Carmen professes that in America she was teased by classmates for her race, but accepted it as normal at the time because it was how things always were. Yet in Guadalajara, she also felt out of place, even performing simple tasks like ordering breakfast. “In LA, I’m used to: ‘Okay, can I get a Number Three?’ Everything written on the menu, this impersonal dynamic. Over in Guadalajara, it was: ‘How do you want your eggs? Do you want ham? What kind of ham?’ It’s a whole conversation. Every interaction is a lot more personal, and I became aware of my own anxiety.” Today in Los Angeles, she connects. “Back in LA, I’m Mexican, but I’m also very LA... my taste, my consumer habits – everything ends up being very LA.”
Through her artwork, Carmen articulates these deeply personal overtones – her own search for belonging, her parents’ translation of their Mexican heritage, and how these change across different settings. This brings her to architecture. “There are spaces in-between the spaces, and a lot of those are the spaces that we carry with us; architecture is very much separate from the structure. Although it’s informed by structure, architecture stays within us, our minds, and experiences.”

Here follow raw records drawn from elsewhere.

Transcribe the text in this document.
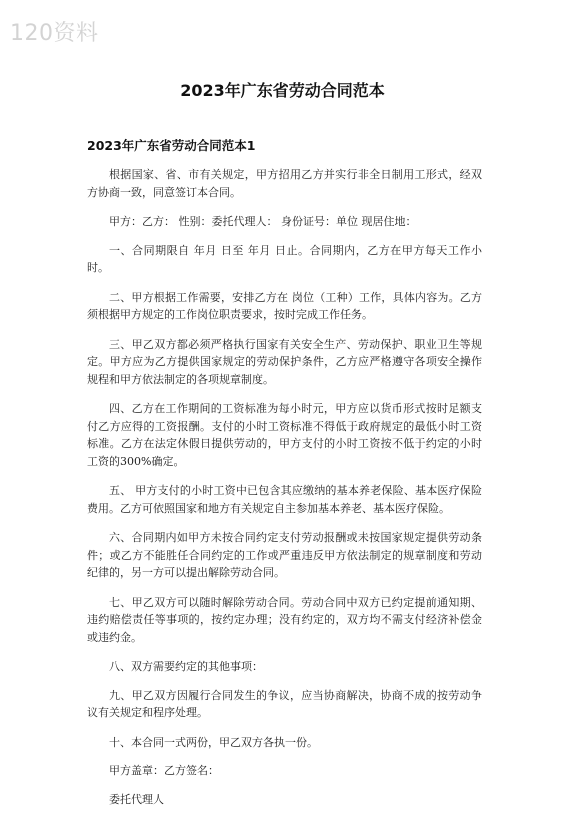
120资料
2023年广东省劳动合同范本
2023年广东省劳动合同范本1

根据国家、省、市有关规定，甲方招用乙方并实行非全日制用工形式，经双方协商一致，同意签订本合同。

甲方：乙方： 性别：委托代理人： 身份证号：单位 现居住地：

一、合同期限自 年月 日至 年月 日止。合同期内，乙方在甲方每天工作小时。

二、甲方根据工作需要，安排乙方在 岗位（工种）工作，具体内容为。乙方须根据甲方规定的工作岗位职责要求，按时完成工作任务。

三、甲乙双方都必须严格执行国家有关安全生产、劳动保护、职业卫生等规定。甲方应为乙方提供国家规定的劳动保护条件，乙方应严格遵守各项安全操作规程和甲方依法制定的各项规章制度。

四、乙方在工作期间的工资标准为每小时元，甲方应以货币形式按时足额支付乙方应得的工资报酬。支付的小时工资标准不得低于政府规定的最低小时工资标准。乙方在法定休假日提供劳动的，甲方支付的小时工资按不低于约定的小时工资的300%确定。

五、 甲方支付的小时工资中已包含其应缴纳的基本养老保险、基本医疗保险费用。乙方可依照国家和地方有关规定自主参加基本养老、基本医疗保险。

六、合同期内如甲方未按合同约定支付劳动报酬或未按国家规定提供劳动条件；或乙方不能胜任合同约定的工作或严重违反甲方依法制定的规章制度和劳动纪律的，另一方可以提出解除劳动合同。

七、甲乙双方可以随时解除劳动合同。劳动合同中双方已约定提前通知期、违约赔偿责任等事项的，按约定办理；没有约定的，双方均不需支付经济补偿金或违约金。

八、双方需要约定的其他事项：

九、甲乙双方因履行合同发生的争议，应当协商解决，协商不成的按劳动争议有关规定和程序处理。

十、本合同一式两份，甲乙双方各执一份。

甲方盖章：乙方签名：

委托代理人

And to aspiring artists, Carmen declares, “continue to go where you want to go. Try not to see even your success as an endpoint, but as a beginning to new spaces you want to go. And work from something that’s real to you – it has to be sustainable. Can you do this for the rest of your life, and how? What are you after? What are you trying to say, and is it one thing, or is it a search? You ask yourself that over and over, and it changes as you continue to do.”